The world financial crisis what is the solution.
Before you read on expecting this article to have contained within it a solution to the world’s
money problems, STOP! Unfortunately I haven’t got the answer, and only over time will we all
discover the true cure for our global financial ills. All I can do is speculate for the future and
examine some of the ideas being circulated at the present time, and perhaps offer up my
humble opinion as what could be the way to go.
If you did not already know, though I cant think how you could not possibly be aware, the world is in the grips of a global financial crisis of proportions that we have never seen before. Now I can hear some of you saying what about the great crash of 1929? Well yes I am not trying to trivialise that, it was indeed a large issue at the time, but today money is just, well, greater. The sums we are dealing with today can be measured in the hundreds of billions in some cases trillions.

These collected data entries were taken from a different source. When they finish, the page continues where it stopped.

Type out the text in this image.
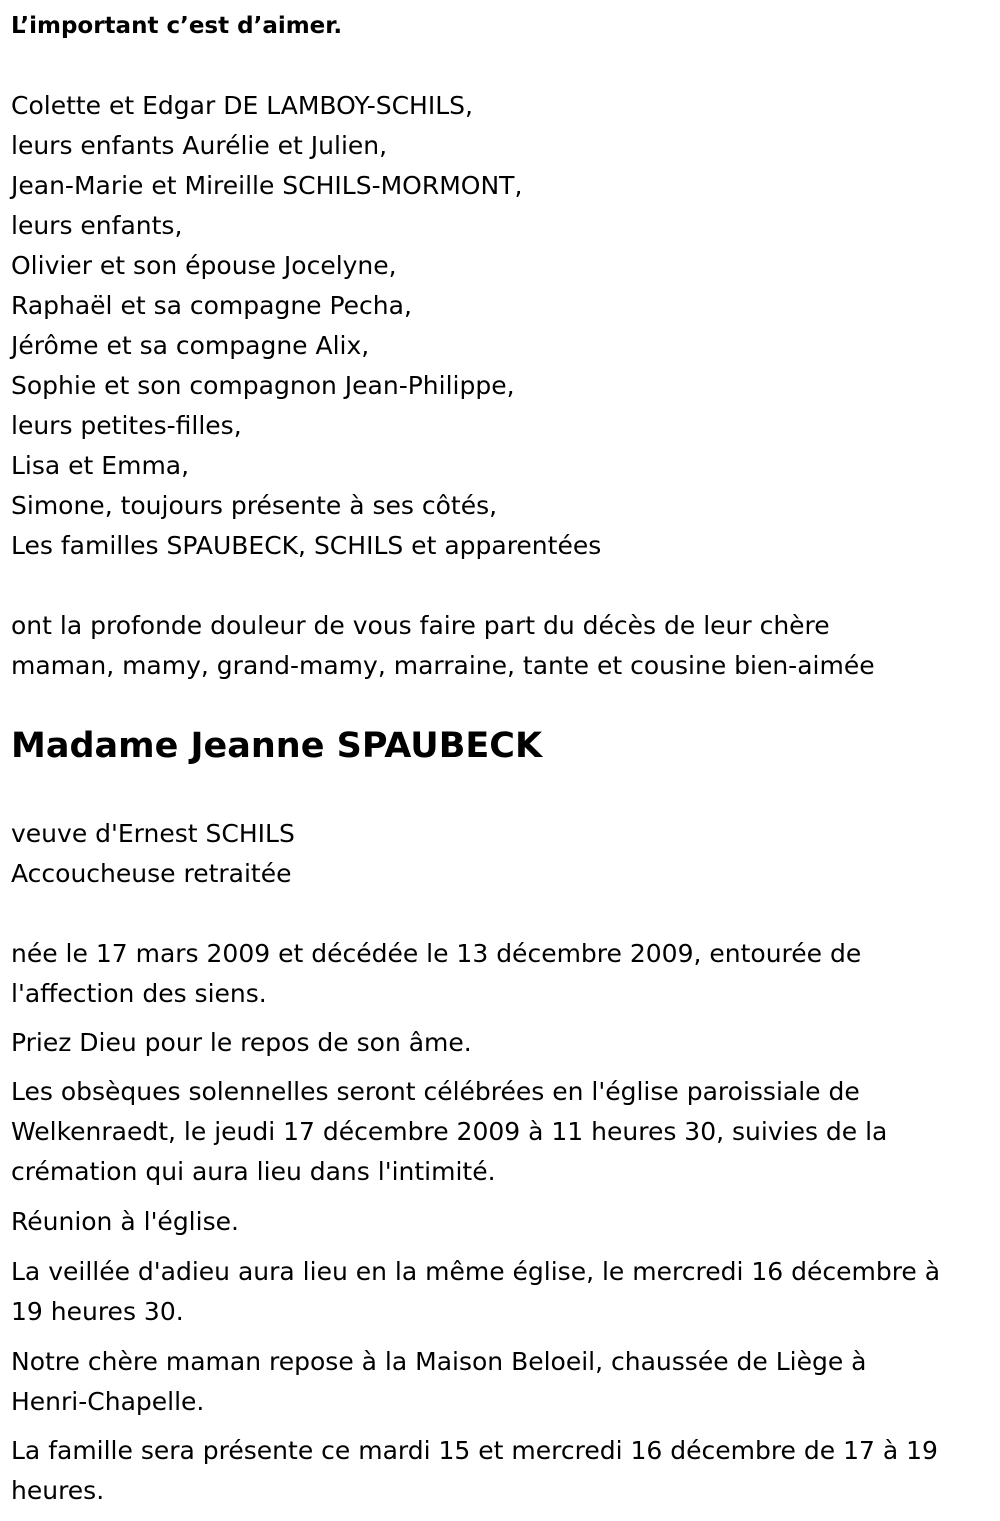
L’important c’est d’aimer.
Colette et Edgar DE LAMBOY-SCHILS,
leurs enfants Aurélie et Julien,
Jean-Marie et Mireille SCHILS-MORMONT,
leurs enfants,
Olivier et son épouse Jocelyne,
Raphaël et sa compagne Pecha,
Jérôme et sa compagne Alix,
Sophie et son compagnon Jean-Philippe,
leurs petites-filles,
Lisa et Emma,
Simone, toujours présente à ses côtés,
Les familles SPAUBECK, SCHILS et apparentées
ont la profonde douleur de vous faire part du décès de leur chère
maman, mamy, grand-mamy, marraine, tante et cousine bien-aimée
Madame Jeanne SPAUBECK
veuve d'Ernest SCHILS
Accoucheuse retraitée
née le 17 mars 2009 et décédée le 13 décembre 2009, entourée de
l'affection des siens.
Priez Dieu pour le repos de son âme.
Les obsèques solennelles seront célébrées en l'église paroissiale de
Welkenraedt, le jeudi 17 décembre 2009 à 11 heures 30, suivies de la
crémation qui aura lieu dans l'intimité.
Réunion à l'église.
La veillée d'adieu aura lieu en la même église, le mercredi 16 décembre à
19 heures 30.
Notre chère maman repose à la Maison Beloeil, chaussée de Liège à
Henri-Chapelle.
La famille sera présente ce mardi 15 et mercredi 16 décembre de 17 à 19
heures.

So what exactly is it that we are talking about here? Why has the world become so far plunged
into debt? In a nutshell, we are dealing with liquidity, that is to say, the money moving in the
markets. Money is as essential to the economy as air is to humans, and so without this life
giving air, the economy is choking, and choking badly. What has been happening is that global
lenders have been doing their thing and lending money. In order to keep doing business, these
lenders had to keep lending out their money. However, when the good debtors had all the
money they needed, the lenders dropped their standards and started lending to people with
less rigorous checks. Of course once one did it, in order to compete, the rest of the lenders had
to follow suit. The rules of the competition meant that all the lenders then lent to less than
ideal clients.
How exactly has this resulted in the situation we have today? Well the obvious result of reducing your standards especially to your borrowers is essentially you leave yourself open as a lender to a greater risk. There are reasons why some people should not be granted a loan and that reason can be as simple as they may not repay it. It has to be said that over recent years this has been classed as an acceptable risk to lenders. But years of this sort of lax lending has resulted in lenders with very high risk lending books with poorer prospect of ultimate recovery of the debt.
The result of this is initially other lenders start to lose confidence in them and refuse to lend them money. Now a lender that can’t borrow money itself is useless it is like a bar unable to buy beer for the pumps eventually the customers will leave. A lot of lenders such as banks and building societies also have depositors. People deposit money and in return they receive interest. However the lender uses that money and lends it out to borrowers, the problem is once the lender starts to get into trouble because they are unable to borrow money themselves the depositors also start to lose confidence and they want their money back. This results in a catastrophic failure of the bank itself. If it does get itself into this situation, the stock market starts to get twitchy and they start selling stock in the bank and then the value falls to, again casuing a catastrophic situation.
So now that is all clear, what is being proposed?
One solution derived by countries such as the U.K, the USA, and Ireland was to guarantee the public’s deposits with tax payer’s money. This had the effect of settling the public’s nerve and building confidence in the banking system once again. Now there may have been no real need for a lack of confidence but once the jitters set in the financial welfare of the individual can lead to so much panic that the whole system collapses .But now they were now more willing to leave their money in their accounts and the institutions assets remained unaffected.
Secondly the US and the UK have both proposed major bailout packages the complexities of which I will not be going into here in this article but suffice it to say they are essentially buying into these large financial institutions with large sums of tax payers’ money. Will it work? I don’t know as I said earlier time will decide if any of the ideas are good ones. That said it really does depend on whether the institutions start lending to each other again because the kind of liquidity drought that we are all currently experiencing is dragging the world into what could be the biggest recession we have ever seen.
One thing I can say is we all need to radically change the way the banking system works. I don’t dispute there is a lot of regulation, hey as an independent financial advisor I am subject to it on a daily basis. My concern is I don’t know whether the large financial institutions are actually regulated in the right way. I don’t think anyone has ever turned round to a lender and stipulated what their minimum lending requirements should be, maybe because this would be considered restrictive practice, but lets think for a second if lenders weren’t allowed to lend to such bad risk clients we probably would not have seen the sort of economical growth we have seen over the last ten years and we definitely would not have seen the house price rises we have seen over that same period but the million dollar question is …. Would we be in this mess now? I honestly don’t think so!